そこで今回はPT2399にパルス波を入力し、遅延したパルス波を検出してディレイタイムを測定することにしました。ただし、この方法では測定時に大きな音が出力されるので注意が必要となります。
ノイズ評価
マイコンを音声信号の部分に接続するとノイズが増加する可能性があるため、ディレイタイム52msと600msでPT2399単体と比較しました。約800Hzの正弦波をE6 Delayに入力しています(ディレイ音のみ出力)。

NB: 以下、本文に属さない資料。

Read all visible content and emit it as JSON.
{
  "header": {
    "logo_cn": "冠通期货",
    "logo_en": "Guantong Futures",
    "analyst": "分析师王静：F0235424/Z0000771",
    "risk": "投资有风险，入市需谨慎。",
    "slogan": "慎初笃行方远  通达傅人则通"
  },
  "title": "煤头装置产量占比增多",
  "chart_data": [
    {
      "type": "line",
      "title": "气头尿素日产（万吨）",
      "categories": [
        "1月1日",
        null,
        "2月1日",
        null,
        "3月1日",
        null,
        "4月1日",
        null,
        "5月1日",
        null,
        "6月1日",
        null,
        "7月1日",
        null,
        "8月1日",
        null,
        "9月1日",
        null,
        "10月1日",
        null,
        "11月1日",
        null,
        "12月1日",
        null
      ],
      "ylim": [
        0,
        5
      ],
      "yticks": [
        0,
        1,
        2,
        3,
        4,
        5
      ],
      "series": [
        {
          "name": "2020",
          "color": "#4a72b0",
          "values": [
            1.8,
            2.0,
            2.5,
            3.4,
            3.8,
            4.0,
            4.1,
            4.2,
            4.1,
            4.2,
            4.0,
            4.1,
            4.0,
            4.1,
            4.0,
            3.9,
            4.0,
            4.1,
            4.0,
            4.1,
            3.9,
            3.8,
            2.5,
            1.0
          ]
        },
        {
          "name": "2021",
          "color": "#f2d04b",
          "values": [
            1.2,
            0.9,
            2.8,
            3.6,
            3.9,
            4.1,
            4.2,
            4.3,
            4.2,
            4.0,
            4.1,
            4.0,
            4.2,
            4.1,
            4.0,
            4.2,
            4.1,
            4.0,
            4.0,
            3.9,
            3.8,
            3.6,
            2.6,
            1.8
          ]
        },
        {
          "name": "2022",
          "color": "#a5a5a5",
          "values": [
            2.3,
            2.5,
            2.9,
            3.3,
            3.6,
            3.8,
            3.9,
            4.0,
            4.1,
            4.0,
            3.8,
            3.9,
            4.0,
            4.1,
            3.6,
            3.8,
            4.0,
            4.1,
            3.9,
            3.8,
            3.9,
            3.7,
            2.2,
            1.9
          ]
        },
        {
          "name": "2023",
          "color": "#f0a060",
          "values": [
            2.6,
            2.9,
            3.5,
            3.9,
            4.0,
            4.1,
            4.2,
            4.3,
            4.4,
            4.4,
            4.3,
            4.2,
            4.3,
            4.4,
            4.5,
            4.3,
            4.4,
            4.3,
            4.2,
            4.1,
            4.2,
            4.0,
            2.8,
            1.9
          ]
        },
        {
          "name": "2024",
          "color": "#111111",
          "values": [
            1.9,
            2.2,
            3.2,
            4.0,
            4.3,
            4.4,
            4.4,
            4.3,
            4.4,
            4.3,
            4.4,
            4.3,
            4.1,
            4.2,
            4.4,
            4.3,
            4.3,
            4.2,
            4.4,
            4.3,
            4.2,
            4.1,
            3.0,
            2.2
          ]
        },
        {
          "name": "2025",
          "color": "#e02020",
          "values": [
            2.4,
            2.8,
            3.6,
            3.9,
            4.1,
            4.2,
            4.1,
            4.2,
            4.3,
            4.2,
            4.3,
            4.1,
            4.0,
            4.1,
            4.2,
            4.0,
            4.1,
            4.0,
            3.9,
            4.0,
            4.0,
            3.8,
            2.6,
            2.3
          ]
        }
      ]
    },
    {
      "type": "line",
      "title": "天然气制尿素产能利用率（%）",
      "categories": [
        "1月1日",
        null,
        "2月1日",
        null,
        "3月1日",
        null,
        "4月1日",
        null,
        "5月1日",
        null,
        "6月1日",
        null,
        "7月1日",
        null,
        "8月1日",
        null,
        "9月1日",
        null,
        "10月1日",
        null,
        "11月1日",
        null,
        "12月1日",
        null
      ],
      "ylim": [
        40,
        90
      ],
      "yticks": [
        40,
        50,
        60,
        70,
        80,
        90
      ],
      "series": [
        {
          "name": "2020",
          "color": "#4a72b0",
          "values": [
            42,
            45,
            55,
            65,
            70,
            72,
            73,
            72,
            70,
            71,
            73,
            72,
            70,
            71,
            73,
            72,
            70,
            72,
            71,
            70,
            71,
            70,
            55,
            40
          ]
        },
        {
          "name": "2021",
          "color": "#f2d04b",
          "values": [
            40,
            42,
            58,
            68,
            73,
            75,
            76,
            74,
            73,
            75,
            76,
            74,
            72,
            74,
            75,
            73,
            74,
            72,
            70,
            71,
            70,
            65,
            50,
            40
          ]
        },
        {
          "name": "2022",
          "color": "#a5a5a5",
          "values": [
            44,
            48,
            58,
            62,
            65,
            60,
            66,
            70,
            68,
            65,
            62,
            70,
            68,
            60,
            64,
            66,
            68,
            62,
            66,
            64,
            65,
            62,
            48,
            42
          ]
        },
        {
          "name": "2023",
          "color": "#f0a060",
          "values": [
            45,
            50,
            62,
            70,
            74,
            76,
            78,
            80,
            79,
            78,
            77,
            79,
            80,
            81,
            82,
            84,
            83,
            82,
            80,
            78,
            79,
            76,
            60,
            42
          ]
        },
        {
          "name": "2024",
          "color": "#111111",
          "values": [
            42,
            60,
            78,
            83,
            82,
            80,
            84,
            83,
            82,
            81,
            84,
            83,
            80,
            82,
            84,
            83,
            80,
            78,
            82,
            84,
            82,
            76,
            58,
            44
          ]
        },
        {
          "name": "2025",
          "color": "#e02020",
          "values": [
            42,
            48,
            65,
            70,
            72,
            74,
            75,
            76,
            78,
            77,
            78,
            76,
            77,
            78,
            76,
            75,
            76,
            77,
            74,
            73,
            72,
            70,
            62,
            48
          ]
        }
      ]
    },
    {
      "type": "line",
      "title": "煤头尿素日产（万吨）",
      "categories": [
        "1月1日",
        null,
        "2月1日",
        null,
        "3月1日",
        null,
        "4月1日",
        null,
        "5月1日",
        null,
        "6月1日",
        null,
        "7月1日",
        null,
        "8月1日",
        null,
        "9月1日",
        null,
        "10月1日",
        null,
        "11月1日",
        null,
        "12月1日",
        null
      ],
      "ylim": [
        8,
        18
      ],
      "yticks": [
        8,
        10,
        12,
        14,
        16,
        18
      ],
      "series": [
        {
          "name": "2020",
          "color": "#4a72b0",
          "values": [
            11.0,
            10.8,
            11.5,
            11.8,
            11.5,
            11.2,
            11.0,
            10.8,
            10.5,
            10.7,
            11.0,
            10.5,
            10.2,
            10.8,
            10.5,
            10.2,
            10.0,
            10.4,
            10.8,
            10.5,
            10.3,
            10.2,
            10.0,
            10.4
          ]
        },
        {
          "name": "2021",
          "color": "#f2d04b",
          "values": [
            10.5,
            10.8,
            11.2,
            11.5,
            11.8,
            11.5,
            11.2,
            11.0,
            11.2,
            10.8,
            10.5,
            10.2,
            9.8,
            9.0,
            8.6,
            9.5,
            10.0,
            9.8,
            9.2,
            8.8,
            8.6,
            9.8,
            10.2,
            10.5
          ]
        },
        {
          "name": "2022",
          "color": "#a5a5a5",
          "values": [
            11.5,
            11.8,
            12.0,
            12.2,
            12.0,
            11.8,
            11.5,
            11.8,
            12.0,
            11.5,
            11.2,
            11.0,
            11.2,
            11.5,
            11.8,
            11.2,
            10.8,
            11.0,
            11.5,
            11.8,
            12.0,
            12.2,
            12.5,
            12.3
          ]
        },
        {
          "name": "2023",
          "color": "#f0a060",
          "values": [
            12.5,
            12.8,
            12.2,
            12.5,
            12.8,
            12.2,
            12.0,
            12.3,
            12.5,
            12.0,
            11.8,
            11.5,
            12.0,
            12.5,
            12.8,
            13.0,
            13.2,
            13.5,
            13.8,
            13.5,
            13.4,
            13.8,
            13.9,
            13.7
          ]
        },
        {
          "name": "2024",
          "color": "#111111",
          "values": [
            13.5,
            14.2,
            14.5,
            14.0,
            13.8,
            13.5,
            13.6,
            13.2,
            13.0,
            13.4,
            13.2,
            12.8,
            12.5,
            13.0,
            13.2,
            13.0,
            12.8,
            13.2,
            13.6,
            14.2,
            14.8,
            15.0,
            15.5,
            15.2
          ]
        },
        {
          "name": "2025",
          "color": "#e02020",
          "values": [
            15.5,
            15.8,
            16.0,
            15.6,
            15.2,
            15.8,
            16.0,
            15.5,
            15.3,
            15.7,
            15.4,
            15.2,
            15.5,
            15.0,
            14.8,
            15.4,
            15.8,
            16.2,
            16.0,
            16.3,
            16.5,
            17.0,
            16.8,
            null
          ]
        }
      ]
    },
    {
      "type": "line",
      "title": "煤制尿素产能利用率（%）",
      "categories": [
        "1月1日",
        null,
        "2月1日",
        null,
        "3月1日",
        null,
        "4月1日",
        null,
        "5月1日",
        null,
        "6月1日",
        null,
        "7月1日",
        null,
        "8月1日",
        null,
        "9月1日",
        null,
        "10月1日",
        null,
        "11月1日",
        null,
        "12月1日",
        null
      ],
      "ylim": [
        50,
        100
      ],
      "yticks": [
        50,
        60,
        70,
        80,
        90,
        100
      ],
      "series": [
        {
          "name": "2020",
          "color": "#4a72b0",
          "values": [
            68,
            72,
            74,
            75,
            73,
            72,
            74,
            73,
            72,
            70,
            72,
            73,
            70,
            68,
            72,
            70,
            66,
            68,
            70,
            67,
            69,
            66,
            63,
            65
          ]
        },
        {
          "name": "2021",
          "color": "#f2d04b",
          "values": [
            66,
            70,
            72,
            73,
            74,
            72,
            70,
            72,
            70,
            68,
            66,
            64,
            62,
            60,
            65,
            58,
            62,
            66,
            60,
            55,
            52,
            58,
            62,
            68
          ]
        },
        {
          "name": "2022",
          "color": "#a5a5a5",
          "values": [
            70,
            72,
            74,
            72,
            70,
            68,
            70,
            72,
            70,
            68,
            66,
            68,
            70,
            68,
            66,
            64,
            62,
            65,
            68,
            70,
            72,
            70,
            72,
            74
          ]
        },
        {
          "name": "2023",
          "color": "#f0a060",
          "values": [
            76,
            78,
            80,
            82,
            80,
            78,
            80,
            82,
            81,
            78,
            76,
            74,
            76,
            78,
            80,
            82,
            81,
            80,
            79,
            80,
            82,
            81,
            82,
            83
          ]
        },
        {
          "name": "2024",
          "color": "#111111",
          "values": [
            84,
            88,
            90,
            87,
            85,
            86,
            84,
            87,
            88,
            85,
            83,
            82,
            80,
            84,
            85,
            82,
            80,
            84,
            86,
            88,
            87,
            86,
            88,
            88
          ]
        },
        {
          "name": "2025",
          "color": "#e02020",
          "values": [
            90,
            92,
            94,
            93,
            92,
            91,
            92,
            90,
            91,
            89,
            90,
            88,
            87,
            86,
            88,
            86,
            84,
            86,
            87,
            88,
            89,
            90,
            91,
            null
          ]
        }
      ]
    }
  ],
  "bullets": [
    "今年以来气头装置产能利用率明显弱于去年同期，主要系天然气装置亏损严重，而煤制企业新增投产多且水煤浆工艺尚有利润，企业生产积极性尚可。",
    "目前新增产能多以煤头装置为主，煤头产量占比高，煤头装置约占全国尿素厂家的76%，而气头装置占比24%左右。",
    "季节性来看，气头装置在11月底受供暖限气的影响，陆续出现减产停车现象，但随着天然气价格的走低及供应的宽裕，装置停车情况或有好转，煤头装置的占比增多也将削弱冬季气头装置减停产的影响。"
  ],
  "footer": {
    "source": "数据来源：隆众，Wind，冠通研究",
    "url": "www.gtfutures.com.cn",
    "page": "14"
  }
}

ほぼ同等で問題ありません。PT2399が元々ローノイズではないためと思われます。
回路図

PT2399 Tap Tempoと同様の回路です。外付け部品が少なくなるよう、DIVスイッチやディレイタイムポット周辺にあらかじめ抵抗を配置しました。
6番ピンの処理
既存のPT2399からの置き換えを考えた場合、6番ピンにどのような回路が接続されているか不明です。このため、モジュール上の6番ピンにあたるパッドは未接続としました。
PWMのローパスフィルタ
コンデンサの容量が大きい一次フィルタにすると、コンデンサの充電に時間がかかり立ち上がりが遅くなります。二次フィルタとすることでカットオフと応答性の両立を図っています。
ソフトウェア概要
開発環境はMounRiver Studioを使用しました(参考:格安RISC-VマイコンCH32V003をMounRiver Studio Ⅱで開発してみる)。STM32CubeIDEのように自動でコードを出力する機能はないので、大まかな部分はAIを使いました。mainループでADC値の取得やディレイタイム更新、タイマー割り込みでタップスイッチの読み取り等を行っています。
フラッシュメモリ使用量
16kB中の約14kBを使用しています。floatの演算やprintfを使用すると容量が増えるので注意が必要です。さらに大きなプログラムを組む場合は、容量が少なくて済むch32funライブラリを検討する必要がありそうです。
キャリブレーション処理
ディレイタイムは6番ピンの電流に反比例するため(参考:Useful design equations for the PT2399)、理論上はPWMのデューティ比の逆数に比例するはずです。しかし実際はやや非線形となるため、キャリブレーションで取得した約50ms間隔のサンプルを元に線形補完でデューティ比の算出を行っています。
個体差の対応
キャリブレーション時、最小デューティ比0.024でのディレイタイムは、700~770msと個体差がありました。また、デューティ比が大きすぎるとディレイタイムが増える個体が存在したため、デューティ比の最大値を0.75に制限してあります。最小ディレイタイムは50~54msとなります。
電圧・温度の影響
キャリブレーションは電源5V、温度24℃付近で行っており、この条件ではタップ間隔とディレイタイムの差が概ね±1ms以内になります。異なる条件での最大誤差は以下の通りです。
条件 | 最大誤差 |
---|---|
4.6V | 7ms |
4.8V | 3ms |
5.2V | 4ms |
5.4V | 8ms |
10℃ | 2ms |
40℃ | 3ms |
温度による影響は比較的小さいものの、電源電圧の変動は精度に影響するため、使用するレギュレータの出力電圧は確認した方がよいでしょう。
動作確認基板


Nucleoボードに接続し、出荷前のキャリブレーションと動作確認を行うための専用基板です。
PA3からパルス波を出力し、遅延したパルス波をPA4(ADC)で検出しディレイタイムを測定します。精度向上のため、水晶振動子を取り付け済みです。
電源には自作の5V→9V昇圧モジュールとLM317を使用し、動作電圧を微調整できます。また、ディスプレイのI2C通信がハングアップしてしまうことがあったため、電源リセットを行えるようにしてあります。